Nos poucos momentos em que encontra alegria, Neville a vê escorrendo por entre seus dedos. Quando pensa que o conhecimento o libertaria, este não o faz. Quando acha que um cachorro pode fazer-lhe companhia, este morre, quando surge Ruth... a alegria não faz parte do mundo em que Neville está vivendo. Suas duas alegrias se foram antes do livro começar e já o conhecemos entretido com a segurança de sua casa e questões triviais ligadas à sobrevivência.
O livro ganhou duas adaptações cinematográficas. A primeira, A Última Esperança da Terra, contava com Charlton Heston e apresentava alguma fidelidade à obra original, ainda que pouca. A segunda, mais atual e extremamente aclamada, conta com Will Smith no papel principal e quase nada tem a ver com a história contada por Matheson. Apesar de dois bons filmes, que tratam de questões interessantes, não chegam aos pés da obra original e sua visão apocalíptica e pessimista de mundo.
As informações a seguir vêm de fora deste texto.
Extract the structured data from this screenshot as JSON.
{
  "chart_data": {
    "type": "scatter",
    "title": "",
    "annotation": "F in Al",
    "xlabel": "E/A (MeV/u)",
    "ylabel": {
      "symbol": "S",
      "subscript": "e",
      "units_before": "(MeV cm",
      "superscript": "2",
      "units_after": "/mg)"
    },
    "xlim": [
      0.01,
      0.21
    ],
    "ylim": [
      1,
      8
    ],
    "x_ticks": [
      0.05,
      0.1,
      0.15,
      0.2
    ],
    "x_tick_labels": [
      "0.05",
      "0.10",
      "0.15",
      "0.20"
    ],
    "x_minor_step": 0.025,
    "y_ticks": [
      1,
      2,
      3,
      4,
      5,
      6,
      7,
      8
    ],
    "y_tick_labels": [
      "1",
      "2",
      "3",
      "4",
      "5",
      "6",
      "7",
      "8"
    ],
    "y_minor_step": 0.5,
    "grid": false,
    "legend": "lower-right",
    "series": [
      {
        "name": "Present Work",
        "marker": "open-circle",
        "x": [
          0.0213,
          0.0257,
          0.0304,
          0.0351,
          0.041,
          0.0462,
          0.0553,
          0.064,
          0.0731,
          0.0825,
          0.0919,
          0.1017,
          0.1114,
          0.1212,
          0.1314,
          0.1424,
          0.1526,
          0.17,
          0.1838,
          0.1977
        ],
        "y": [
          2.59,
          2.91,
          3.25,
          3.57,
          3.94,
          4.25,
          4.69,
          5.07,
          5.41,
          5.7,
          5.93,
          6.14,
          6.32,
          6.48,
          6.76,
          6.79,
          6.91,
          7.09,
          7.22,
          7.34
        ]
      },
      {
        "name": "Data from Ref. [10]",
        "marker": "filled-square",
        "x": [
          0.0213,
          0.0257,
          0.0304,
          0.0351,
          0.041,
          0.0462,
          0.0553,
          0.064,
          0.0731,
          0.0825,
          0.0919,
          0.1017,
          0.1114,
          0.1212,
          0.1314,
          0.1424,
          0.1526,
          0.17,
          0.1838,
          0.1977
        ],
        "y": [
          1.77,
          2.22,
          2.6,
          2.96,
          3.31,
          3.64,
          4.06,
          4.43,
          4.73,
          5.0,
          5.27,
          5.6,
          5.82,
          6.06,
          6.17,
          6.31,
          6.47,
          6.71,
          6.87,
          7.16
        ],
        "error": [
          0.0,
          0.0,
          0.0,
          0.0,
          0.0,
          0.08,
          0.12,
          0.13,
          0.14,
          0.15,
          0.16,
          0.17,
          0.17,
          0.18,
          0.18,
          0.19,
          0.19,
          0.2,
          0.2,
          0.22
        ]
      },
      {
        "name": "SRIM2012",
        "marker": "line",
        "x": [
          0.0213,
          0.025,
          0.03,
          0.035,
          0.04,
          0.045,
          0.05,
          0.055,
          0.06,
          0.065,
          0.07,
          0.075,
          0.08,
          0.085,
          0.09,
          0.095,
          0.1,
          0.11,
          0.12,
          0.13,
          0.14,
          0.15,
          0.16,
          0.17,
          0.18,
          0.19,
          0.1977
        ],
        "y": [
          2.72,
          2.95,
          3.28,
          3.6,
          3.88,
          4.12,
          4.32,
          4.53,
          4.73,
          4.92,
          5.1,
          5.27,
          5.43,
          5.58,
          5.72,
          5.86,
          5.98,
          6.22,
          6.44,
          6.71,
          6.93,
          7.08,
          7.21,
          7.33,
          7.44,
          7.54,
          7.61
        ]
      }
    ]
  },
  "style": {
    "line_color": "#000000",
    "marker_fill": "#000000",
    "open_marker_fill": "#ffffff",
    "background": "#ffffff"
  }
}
A importância do livro escapa de tão grande. Matheson inspirou escritores como Stephen King, que declarou certa vez que o autor de Eu sou a Lenda era sua maior inspiração. Ganhou prêmios, como Bram Stoker Award for Life Achievement e Writers Guild Award. Eu sou a Lenda é lido e relido por todos os autores de terror e ficção científica como sendo um dos pilares da moderna escrita. Escritores como Dean Koontz, Ray Bradbury e outros. No Brasil, André Vianco, um dos maiores escritores de terror do país, declara que é um dos melhores livros que já leu. Sua influência se sente em obras como Blade, da Marvel, e no cinema, em diversos filmes de vampiros e zumbis. Matheson atravessa o tempo como um dos escritores mais influentes de sua geração, que acabou formando gerações subsequentes, criando grandes autores que se debruçaram com curiosidade e assombro sobre sua obra.
O ato final é marcante e seco, uma demonstração de orgulho e arrogância naturais ao personagem. Neville não se entrega. Indômito, desde o princípio, como cavalo chucro, não aceita o destino escrito para si por seus algozes. Conta, para isso, com a ajuda de Ruth. Mas Neville escolhe seu caminho. Decide como começa e como termina sua vida. Neville é o homem que precisa ser, e se torna aquilo que faz dele alguém tão inesquecível e marcante por toda a sua perdida humanidade no meio de tanta morte e tristeza: Neville é a lenda. E Matheson também.
Nome: P.H.
Comentário: Faltou citar Um outro filme, "The Last Man on Earth" de 1964. Entre todos, é o mais fiel ao livro.
Nome: João Thiago
Comentário: Verdade, com Vincent Price no papel de Robert Neville. De todos o mais fiel à obra original, e com uma ambientação trash aterrorizante e perfeita. Obrigado pela lembrança, P.H.